Renewable diesel and biodiesel displaced nearly three-quarters of conventional diesel in California's transportation market in 2024. The displacement rate reflects California's Low Carbon Fuel Standard credits and the state's renewable-fuel infrastructure, which matured faster than charging or hydrogen networks. For fleets running California lanes, renewable diesel offers a drop-in fuel that requires no equipment changes and delivers immediate carbon-intensity reductions without the range or payload compromises of battery-electric or hydrogen trucks.

The renewable-diesel share also explains why California's $1 billion in on-road truck grants did not translate into proportional ZEV orders — fleets could meet carbon targets with existing equipment by switching fuel suppliers.

What this means for small fleets ordering trucks in 2026

Fleets ordering trucks in 2026 face a diversified menu with no single policy-driven answer. Natural gas makes sense where fuel-price spreads favor CNG or LNG and where fueling infrastructure exists along the route. Battery-electric works for medium-duty urban routes with predictable mileage and depot charging. Renewable diesel works for California fleets running conventional equipment. Diesel remains the default for long-haul and for fleets without access to alternative-fuel infrastructure.

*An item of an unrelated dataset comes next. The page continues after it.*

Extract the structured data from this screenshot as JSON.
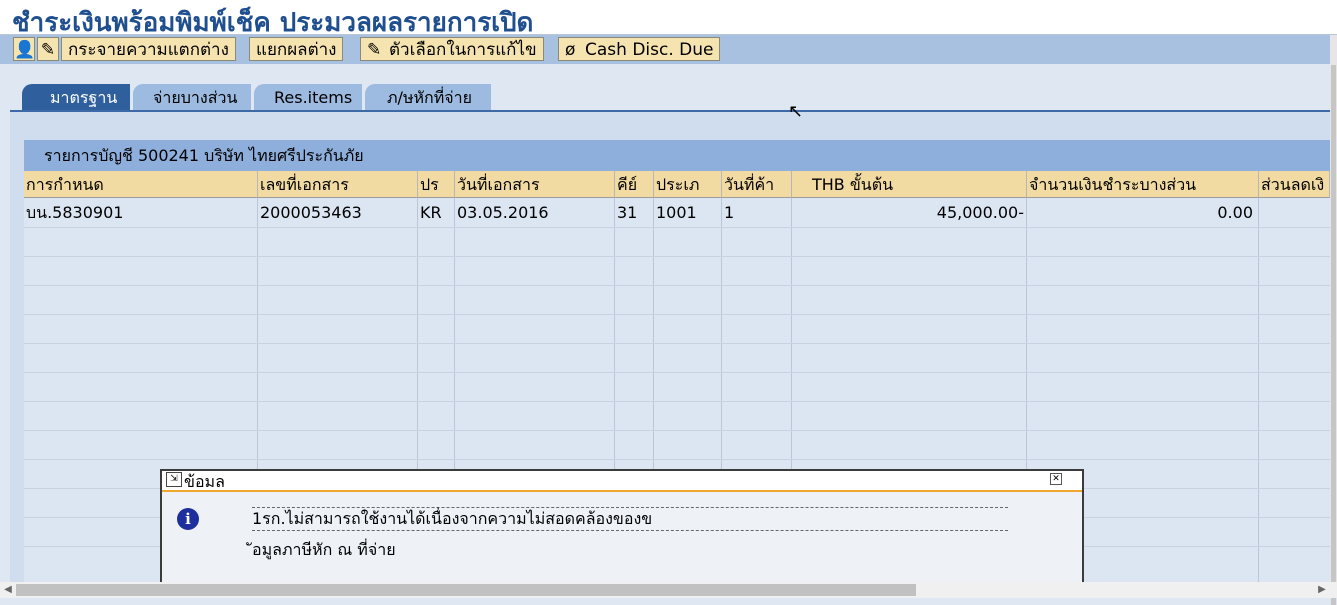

The X15N's 71% cost-savings figure and the 21% BEV registration increase both occurred in a year when federal incentives disappeared — a signal that the equipment has crossed into territory where operating economics, not policy compliance, drive the order. For small fleets and owner-operators, that shift matters more than any single regulation or tax credit. The question is no longer whether alternative drivetrains can work; it is whether the duty cycle, fuel availability, and TCO math line up for the next truck on order.